Step-by-step explanation:
The student is asking about the probability of the sample mean height of waves being more than 339.5 cm when given the mean height of waves is 320 cm and the standard deviation is 80 cm, with a sample size of 64. To answer this question, we use the standard normal distribution and z-scores. First, we calculate the standard error (SE) of the mean using the formula SE = \( \frac{\sigma}{\sqrt{n}} \), where \( \sigma \) is the population standard deviation and \( n \) is the sample size.
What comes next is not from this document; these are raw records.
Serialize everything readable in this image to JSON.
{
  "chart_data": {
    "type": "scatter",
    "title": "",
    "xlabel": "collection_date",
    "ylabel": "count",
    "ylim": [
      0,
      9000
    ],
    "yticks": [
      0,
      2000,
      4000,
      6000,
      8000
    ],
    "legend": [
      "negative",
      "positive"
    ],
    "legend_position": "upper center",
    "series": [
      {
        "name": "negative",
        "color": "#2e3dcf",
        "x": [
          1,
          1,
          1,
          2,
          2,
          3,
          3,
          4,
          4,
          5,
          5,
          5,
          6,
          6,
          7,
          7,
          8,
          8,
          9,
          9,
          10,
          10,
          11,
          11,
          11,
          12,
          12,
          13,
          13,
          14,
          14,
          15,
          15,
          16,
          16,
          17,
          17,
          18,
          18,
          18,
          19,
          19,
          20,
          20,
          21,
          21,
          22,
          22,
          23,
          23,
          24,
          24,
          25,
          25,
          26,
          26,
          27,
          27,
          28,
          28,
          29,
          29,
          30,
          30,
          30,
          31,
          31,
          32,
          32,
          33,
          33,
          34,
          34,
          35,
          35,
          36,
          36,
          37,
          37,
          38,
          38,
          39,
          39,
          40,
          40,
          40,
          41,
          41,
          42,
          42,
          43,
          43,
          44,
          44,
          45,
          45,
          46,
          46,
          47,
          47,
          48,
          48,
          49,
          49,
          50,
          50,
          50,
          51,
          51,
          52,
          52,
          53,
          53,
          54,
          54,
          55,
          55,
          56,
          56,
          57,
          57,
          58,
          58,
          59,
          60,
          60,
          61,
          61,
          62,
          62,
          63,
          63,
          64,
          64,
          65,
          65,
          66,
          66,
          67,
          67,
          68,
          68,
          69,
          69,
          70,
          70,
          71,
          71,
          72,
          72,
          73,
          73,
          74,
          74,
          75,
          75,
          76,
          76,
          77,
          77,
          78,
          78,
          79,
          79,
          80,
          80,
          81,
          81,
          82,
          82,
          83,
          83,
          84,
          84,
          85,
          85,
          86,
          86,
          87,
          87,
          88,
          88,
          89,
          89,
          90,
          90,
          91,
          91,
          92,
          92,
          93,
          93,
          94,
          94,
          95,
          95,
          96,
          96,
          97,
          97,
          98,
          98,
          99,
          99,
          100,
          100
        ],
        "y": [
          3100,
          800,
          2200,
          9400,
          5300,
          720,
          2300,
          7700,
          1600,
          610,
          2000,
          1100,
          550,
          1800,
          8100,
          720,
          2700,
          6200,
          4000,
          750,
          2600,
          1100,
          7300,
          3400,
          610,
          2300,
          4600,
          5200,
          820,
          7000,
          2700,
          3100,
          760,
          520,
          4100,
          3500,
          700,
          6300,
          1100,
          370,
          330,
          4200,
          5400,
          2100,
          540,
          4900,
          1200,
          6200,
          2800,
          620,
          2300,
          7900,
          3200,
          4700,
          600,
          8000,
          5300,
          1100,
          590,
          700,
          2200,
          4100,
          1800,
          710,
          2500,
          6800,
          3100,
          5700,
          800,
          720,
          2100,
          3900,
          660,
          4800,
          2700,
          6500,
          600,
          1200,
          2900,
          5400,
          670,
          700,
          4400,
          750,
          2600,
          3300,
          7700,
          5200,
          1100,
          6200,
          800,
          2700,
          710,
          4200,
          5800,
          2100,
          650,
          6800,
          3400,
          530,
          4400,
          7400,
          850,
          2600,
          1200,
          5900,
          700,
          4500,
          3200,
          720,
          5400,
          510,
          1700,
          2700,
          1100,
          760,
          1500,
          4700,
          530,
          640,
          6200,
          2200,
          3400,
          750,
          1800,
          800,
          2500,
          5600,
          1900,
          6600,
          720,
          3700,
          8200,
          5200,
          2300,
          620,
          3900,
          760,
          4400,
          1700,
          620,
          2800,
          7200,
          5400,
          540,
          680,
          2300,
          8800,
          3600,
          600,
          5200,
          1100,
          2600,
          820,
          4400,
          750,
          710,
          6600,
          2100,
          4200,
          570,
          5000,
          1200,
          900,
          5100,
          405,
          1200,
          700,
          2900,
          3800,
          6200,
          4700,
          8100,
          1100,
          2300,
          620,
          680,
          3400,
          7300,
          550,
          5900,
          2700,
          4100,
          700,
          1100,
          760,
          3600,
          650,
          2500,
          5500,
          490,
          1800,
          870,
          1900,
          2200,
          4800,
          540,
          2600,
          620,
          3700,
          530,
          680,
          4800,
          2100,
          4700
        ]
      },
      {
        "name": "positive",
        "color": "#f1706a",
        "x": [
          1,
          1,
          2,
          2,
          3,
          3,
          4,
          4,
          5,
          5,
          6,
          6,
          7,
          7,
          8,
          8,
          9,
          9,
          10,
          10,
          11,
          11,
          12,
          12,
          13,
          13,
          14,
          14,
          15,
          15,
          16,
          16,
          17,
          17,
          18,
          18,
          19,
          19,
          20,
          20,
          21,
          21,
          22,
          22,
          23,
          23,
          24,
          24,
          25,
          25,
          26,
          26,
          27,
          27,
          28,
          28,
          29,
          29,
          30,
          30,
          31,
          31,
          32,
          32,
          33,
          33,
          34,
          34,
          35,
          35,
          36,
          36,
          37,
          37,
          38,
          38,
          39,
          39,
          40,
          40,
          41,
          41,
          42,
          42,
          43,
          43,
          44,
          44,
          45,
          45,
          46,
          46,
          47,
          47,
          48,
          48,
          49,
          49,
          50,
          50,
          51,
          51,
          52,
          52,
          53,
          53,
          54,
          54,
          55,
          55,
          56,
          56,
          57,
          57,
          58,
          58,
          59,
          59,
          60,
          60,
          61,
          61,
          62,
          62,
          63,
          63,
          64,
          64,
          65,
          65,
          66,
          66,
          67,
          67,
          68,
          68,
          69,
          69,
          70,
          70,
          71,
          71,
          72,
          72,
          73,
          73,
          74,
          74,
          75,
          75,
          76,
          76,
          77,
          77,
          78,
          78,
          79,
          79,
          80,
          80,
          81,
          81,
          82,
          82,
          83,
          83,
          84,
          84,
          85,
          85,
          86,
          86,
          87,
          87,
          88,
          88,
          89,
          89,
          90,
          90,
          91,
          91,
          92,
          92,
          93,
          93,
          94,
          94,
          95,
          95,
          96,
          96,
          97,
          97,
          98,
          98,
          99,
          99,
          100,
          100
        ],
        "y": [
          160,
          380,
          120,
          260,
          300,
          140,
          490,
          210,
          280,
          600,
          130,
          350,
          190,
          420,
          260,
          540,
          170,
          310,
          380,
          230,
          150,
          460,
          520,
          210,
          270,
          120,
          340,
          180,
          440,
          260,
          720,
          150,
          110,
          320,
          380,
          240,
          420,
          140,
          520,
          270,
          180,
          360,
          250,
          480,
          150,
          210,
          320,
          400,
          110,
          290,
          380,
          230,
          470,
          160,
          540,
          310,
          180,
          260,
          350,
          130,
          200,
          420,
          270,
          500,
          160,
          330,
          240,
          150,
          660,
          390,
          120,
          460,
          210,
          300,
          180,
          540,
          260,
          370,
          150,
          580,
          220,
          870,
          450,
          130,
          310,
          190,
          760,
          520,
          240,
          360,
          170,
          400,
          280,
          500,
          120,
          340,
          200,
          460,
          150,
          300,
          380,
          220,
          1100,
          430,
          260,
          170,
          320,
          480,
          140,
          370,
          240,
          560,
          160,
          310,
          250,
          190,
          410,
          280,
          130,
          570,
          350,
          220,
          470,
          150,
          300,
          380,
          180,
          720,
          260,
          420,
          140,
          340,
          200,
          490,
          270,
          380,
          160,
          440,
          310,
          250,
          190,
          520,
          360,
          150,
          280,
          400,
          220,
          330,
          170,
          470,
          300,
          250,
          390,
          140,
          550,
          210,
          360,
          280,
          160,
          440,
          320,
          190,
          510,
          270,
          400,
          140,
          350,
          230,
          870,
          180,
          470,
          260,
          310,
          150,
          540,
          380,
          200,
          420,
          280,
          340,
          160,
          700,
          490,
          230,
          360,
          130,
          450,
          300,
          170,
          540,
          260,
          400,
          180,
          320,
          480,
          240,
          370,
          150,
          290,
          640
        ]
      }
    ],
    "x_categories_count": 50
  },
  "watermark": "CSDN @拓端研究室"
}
Then, we find the z-score of the sample mean using the formula \( z = \frac{\bar{x} - \mu}{SE} \), where \( \bar{x} \) is the sample mean, and \( \mu \) is the population mean.
In this case, SE = \( \frac{80}{\sqrt{64}} = 10 \) and the z-score \( z = \frac{339.5 - 320}{10} = 1.95 \). Finally, to find the probability that the sample mean is greater than 339.5 cm, we look up the z-score in the standard normal distribution table or use a calculator with normal distribution functions to find the area to the right of this z-score. The probability that the sample mean height of waves is more than 339.5 cm is P(\( \bar{x} \)>339.5), which can be found using the standard normal distribution.